The first part of the conformer analysis problem (what does the energy landscape look like?) is often overlooked, but is actually the most interesting bit. In drug discovery, we’re most interested in bioactive conformations i.e. the shape of the molecule when bound to the protein active site. So, what conformational energy is appropriate? In vacuo energies are clearly not very helpful, as intramolecular van der Waals and electrostatic interactions are inappropriately emphasized. In particular, large-basis-set ab initio calculations with no solvation model can be a good way to ascertain local conformational preferences of particular functional groups but are of very limited use on flexible drug-sized molecules.
So, if vacuum calculations are no use, should we just use a solvation model of some sort (GBSA, PB, or whatever)? Well, yes. And no. The problem is that the interior of a protein doesn’t look much like water, so the most favorable conformer inside an active site can be quite a long way away from the most stable solution conformation: estimates of how far off vary, but reports in the literature suggest that values of at least 3-5kcal/mol (calculated using force fields)1,2 to more than 25kcal/mol (from large ab initio calculations with continuum solvation model)3 are needed if you to keep the bioactive conformation. Given this range, is the ‘lowest-energy conformer meaningful?
These energy gaps are partly due to the effect of protein-ligand fitting, and partly (in the molecular mechanics case) due to inherent errors in current force fields. The XED force field is one of the best available at reproducing experimentally-determined conformation energies, but even it has errors of ca. 0.3-0.4 kcal/mol on its standard validation data set. Since the experimental data tend to be on very small molecules, the errors on conformer energies of drug-sized molecules will be more like 2kcal/mol from this source, and the inaccuracy of continuum solvation models will increase this further.
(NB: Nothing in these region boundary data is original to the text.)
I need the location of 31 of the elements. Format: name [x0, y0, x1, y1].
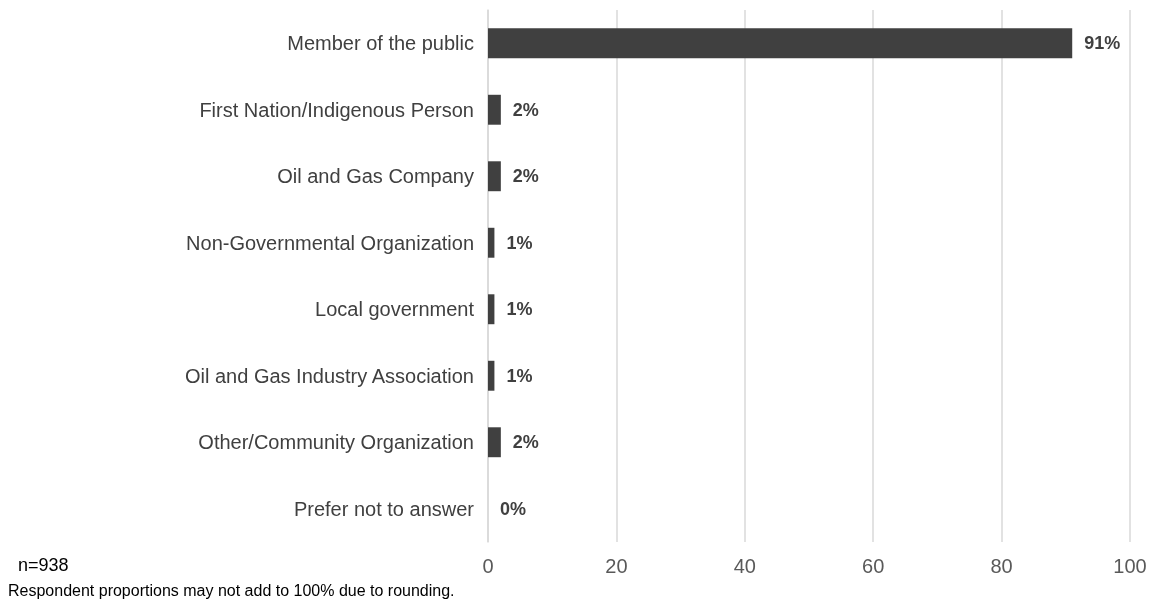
x-tick-label: 80 [990, 555, 1013, 577]
data-label: 2% [512, 432, 539, 453]
bar [488, 294, 495, 325]
data-label: 91% [1084, 33, 1121, 54]
bar [488, 227, 495, 258]
bar [488, 161, 501, 192]
data-label: 0% [500, 498, 527, 519]
x-tick-label: 0 [482, 555, 494, 577]
y-tick-label: Other/Community Organization [198, 431, 474, 454]
x-tick-label: 100 [1113, 555, 1147, 577]
bar [488, 28, 1073, 59]
y-tick-label: Oil and Gas Company [277, 165, 474, 188]
x-tick-label: 60 [862, 555, 885, 577]
data-label: 2% [512, 99, 539, 120]
bar [488, 427, 501, 458]
data-label: 1% [506, 365, 533, 386]
data-label: 1% [506, 232, 533, 253]
y-tick-label: First Nation/Indigenous Person [199, 98, 474, 121]
x-tick-label: 40 [733, 555, 756, 577]
data-label: 2% [512, 166, 539, 187]
text: n=938 [18, 555, 69, 575]
y-tick-label: Prefer not to answer [293, 497, 475, 520]
y-tick-label: Local government [315, 298, 475, 321]
bar [488, 94, 501, 125]
text: Respondent proportions may not add to 100% due to rounding. [8, 581, 455, 599]
y-tick-label: Member of the public [287, 32, 474, 55]
data-label: 1% [506, 299, 533, 320]
bar [488, 360, 495, 391]
y-tick-label: Non-Governmental Organization [186, 231, 474, 254]
x-tick-label: 20 [605, 555, 628, 577]
y-tick-label: Oil and Gas Industry Association [184, 364, 474, 387]
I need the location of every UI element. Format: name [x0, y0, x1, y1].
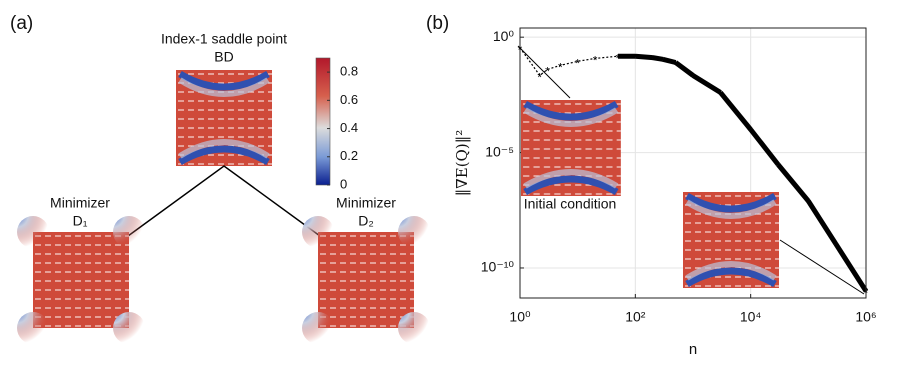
data-segment: [748, 127, 781, 167]
min1-name: D₁: [73, 213, 88, 229]
data-segment: [662, 56, 677, 65]
y-tick-label: 10⁻⁵: [485, 143, 514, 159]
x-tick-label: 10⁴: [740, 309, 762, 325]
min2-name: D₂: [358, 213, 374, 229]
saddle-image: [176, 70, 272, 166]
colorbar-tick-label: 0.8: [340, 64, 358, 79]
data-segment: [674, 60, 695, 78]
data-point: *: [593, 54, 598, 68]
colorbar-tick-label: 0.4: [340, 120, 358, 135]
panel-label: (a): [10, 13, 33, 34]
x-tick-label: 10⁶: [855, 309, 876, 325]
arrow: [517, 45, 571, 99]
y-tick-label: 10⁰: [493, 28, 515, 44]
x-tick-label: 10⁰: [509, 309, 531, 325]
colorbar-tick-label: 0.6: [340, 92, 358, 107]
inset-initial: [521, 100, 621, 196]
colorbar-tick-label: 0: [340, 176, 347, 191]
min1-title: Minimizer: [50, 195, 110, 211]
min1-image: [17, 216, 145, 344]
inset-final: [683, 192, 779, 288]
data-segment: [718, 90, 753, 132]
plot-frame: [519, 27, 867, 299]
data-segment: [776, 163, 811, 203]
data-segment: [652, 55, 664, 62]
colorbar: [315, 57, 331, 186]
data-point: *: [575, 56, 580, 70]
arrow: [779, 239, 865, 295]
saddle-title: Index-1 saddle point: [161, 31, 287, 47]
min2-image: [302, 216, 430, 344]
data-segment: [635, 53, 653, 61]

The fact that the computed strain energy for bioactive conformations increases with the flexibility of the molecule bears this out.1
Some conformer exploration programs avoid the messiness of force fields by using heuristics and small molecule crystal data to generate conformers. The CSD is a wonderful source of experimental data, and aggregate statistics of torsion angles etc. can be very useful. However, there can be a tendency to assume that individual CSD-derived conformers are inherently better/more useful than others, and are somehow closer to the “truth”. However, many structures in the CSD are heavily affected by crystal packing forces: the structure CUCMES, for example, has an axially-substituted cyclohexane, while POVSEY has a diaxial 1,4-dihydroxycyclohexane. Statistical torsional profiles are great, but pulling an individual fragment from a CSD molecule and claiming that it is a “better” conformation because it is from experimental data is misguided.
So, having avoided all of these myths, what should you do? The answer of course depends on what you want to use the conformers for. In our case, we want conformations to maximize either (a) the chances of finding the correct alignment of a ligand to a reference structure, or (b) the enrichment from a 3D virtual screen. In both cases, the trade-off between coverage and CPU time dictates that we want to generate a diverse set of reasonable conformations rather than a full systematic search, but in the latter case we can generally get away with somewhat fewer conformations on average. Either way, we treat all low-strain conformations on an equal footing.